Google Chrome will now reload pages you’ve just been to even faster than it did before. Of course if you’re like some of us, you might not have noticed because the browser was already very fast. But for those who get excited about anything techie, Google has released a full explanation of what it did.
Here’s what happens when you refresh a page on Chrome
In a blog post, the Google Chrome team explained what happens when users refresh a page on the browser. Whenever a user clicks to refresh a page, the browser communicates with the web server to see if there are cached resources that can still be used, which is called validation. The result is “hundreds of network requests per page issued to dozens of domains,” Google said. When refreshing a page on a mobile device, users may experience “serious performance issues” due to the “transient nature of mobile connections.”
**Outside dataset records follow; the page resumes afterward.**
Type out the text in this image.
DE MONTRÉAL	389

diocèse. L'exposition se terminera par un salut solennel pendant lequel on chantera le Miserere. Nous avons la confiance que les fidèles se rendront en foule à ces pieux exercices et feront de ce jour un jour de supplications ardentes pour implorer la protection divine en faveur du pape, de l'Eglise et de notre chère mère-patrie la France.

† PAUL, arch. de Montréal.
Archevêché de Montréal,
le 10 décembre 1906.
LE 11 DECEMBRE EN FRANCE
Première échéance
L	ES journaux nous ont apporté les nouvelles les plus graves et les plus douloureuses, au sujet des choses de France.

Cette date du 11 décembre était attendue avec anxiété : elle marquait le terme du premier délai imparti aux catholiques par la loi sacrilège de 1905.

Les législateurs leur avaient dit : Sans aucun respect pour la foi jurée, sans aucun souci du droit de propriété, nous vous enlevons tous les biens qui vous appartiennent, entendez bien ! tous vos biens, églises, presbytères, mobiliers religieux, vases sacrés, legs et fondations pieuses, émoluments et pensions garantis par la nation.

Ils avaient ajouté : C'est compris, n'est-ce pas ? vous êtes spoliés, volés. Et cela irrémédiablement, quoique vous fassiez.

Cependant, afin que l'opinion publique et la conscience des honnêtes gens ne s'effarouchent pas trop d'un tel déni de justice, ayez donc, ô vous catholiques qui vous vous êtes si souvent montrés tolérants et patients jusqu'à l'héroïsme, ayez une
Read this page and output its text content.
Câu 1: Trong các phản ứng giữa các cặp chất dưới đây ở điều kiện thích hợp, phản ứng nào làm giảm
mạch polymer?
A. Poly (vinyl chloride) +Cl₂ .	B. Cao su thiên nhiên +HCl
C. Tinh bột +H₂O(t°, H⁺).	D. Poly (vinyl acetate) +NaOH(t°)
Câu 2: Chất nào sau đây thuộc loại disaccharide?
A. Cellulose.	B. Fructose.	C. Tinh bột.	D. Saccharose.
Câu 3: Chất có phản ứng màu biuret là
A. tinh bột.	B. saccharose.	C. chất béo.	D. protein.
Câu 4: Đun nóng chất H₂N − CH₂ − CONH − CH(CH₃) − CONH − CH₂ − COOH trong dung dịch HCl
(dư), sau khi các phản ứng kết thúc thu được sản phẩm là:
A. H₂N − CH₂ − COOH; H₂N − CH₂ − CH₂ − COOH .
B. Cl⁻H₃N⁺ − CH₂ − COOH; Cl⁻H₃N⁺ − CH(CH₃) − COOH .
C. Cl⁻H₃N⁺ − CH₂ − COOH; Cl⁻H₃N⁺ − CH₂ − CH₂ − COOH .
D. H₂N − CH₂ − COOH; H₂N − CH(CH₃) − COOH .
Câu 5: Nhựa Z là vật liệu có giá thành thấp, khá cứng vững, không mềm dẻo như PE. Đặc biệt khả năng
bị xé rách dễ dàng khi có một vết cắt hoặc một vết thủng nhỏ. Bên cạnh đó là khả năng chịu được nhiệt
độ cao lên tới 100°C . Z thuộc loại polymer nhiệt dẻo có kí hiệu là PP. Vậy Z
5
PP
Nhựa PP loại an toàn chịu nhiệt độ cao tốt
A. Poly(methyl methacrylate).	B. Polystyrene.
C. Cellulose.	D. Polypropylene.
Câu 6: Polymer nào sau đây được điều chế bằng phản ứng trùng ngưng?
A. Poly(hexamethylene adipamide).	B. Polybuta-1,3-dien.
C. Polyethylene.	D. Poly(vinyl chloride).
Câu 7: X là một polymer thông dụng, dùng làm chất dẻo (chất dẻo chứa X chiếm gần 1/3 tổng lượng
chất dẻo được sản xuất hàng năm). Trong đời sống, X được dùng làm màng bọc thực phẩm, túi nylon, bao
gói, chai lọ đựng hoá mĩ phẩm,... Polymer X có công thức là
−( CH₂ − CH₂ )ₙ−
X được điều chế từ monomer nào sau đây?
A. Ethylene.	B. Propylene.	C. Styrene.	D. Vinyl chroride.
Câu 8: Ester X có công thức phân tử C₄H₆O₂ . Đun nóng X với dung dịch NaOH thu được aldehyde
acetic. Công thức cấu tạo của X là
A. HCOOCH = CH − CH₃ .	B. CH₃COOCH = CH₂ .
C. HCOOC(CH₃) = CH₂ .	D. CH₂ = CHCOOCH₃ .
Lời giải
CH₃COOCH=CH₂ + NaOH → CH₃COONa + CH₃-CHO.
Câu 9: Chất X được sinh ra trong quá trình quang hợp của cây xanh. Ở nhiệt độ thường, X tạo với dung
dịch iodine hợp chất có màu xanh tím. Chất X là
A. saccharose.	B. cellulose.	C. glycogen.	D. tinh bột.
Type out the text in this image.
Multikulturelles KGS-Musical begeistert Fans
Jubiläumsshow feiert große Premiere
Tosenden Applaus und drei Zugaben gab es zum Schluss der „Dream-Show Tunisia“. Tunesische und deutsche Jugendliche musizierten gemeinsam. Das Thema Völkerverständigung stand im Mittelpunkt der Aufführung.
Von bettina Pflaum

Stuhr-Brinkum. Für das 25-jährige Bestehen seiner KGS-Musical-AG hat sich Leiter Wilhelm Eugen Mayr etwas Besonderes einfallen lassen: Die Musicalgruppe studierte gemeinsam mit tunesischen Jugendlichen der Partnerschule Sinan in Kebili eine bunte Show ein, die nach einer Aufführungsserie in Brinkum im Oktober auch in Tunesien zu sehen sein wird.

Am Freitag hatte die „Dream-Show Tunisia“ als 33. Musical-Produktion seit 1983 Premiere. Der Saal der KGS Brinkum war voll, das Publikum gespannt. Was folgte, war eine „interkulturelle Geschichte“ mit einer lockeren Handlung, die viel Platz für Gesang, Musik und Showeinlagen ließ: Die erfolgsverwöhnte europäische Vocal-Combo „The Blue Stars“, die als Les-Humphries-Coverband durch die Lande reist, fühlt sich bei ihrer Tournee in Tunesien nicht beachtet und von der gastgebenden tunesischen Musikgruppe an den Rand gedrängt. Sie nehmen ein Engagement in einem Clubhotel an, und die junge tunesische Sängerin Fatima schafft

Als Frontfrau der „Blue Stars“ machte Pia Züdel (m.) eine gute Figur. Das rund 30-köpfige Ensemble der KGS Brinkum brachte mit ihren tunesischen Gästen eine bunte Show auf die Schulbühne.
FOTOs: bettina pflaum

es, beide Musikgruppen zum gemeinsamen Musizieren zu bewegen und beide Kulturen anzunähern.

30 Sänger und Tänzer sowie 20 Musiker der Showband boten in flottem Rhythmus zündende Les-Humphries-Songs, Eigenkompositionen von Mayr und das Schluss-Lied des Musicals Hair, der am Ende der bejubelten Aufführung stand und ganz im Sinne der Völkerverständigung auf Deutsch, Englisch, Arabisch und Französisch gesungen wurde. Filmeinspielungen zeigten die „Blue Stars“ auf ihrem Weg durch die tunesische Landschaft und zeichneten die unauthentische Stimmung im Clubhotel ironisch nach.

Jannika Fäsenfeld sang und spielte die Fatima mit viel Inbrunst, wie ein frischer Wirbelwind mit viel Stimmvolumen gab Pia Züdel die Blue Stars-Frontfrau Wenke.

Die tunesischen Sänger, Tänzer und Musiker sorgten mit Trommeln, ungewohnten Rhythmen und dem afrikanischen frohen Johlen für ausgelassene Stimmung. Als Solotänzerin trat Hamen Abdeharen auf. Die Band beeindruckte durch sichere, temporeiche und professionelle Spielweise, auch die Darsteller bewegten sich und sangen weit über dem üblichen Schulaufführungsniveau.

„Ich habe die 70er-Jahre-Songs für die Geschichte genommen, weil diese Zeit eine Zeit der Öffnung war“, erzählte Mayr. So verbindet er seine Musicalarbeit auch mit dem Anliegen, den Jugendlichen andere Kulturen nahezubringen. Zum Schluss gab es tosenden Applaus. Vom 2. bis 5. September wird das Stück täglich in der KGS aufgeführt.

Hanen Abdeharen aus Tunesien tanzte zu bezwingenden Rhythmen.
In most cases, a refresh is performed because a link appears to be broken or the reader wants to check to see if the content itself has been refreshed. In the case of broken pages, a reload usually fixes it, but Google said that standard reloads are inefficient at addressing the issue of refreshing content that has become stale, especially on mobile devices.
Google Chrome refreshes now 28% faster
To deal with the performance problems related to page refreshes, especially on mobile devices, Google Chrome will now be able to reload pages 28% faster and with a 60% reduction in validation requests. The new process also means that refreshes use less bandwidth and power, and the team made only a small change to achieve all of this.
The Chrome team explained that the process of refreshing pages was developed back in the days when it was common to find broken pages in need of refreshing, so it made sense to address the issue for both broken pages and stale content using the same refresh process. Now that broken pages aren’t as big of a problem, Google Chrome has simplified the “reload behavior” so that it validates only the pages main resource and then continues a “regular page load.”
“This new behavior maximizes the reuse of cached resources and results in lower latency, power consumption, and date usage,” the Chrome team’s blog post explains.
One example they gave to quantify this was Facebook, which they said contacted them with data which showed that Google Chrome was sending three times the validation requests as other browsers were sending. Now that they have made the above changes, the social network is reporting 28% faster refreshes and a 60% reduction in validation requests from the browser.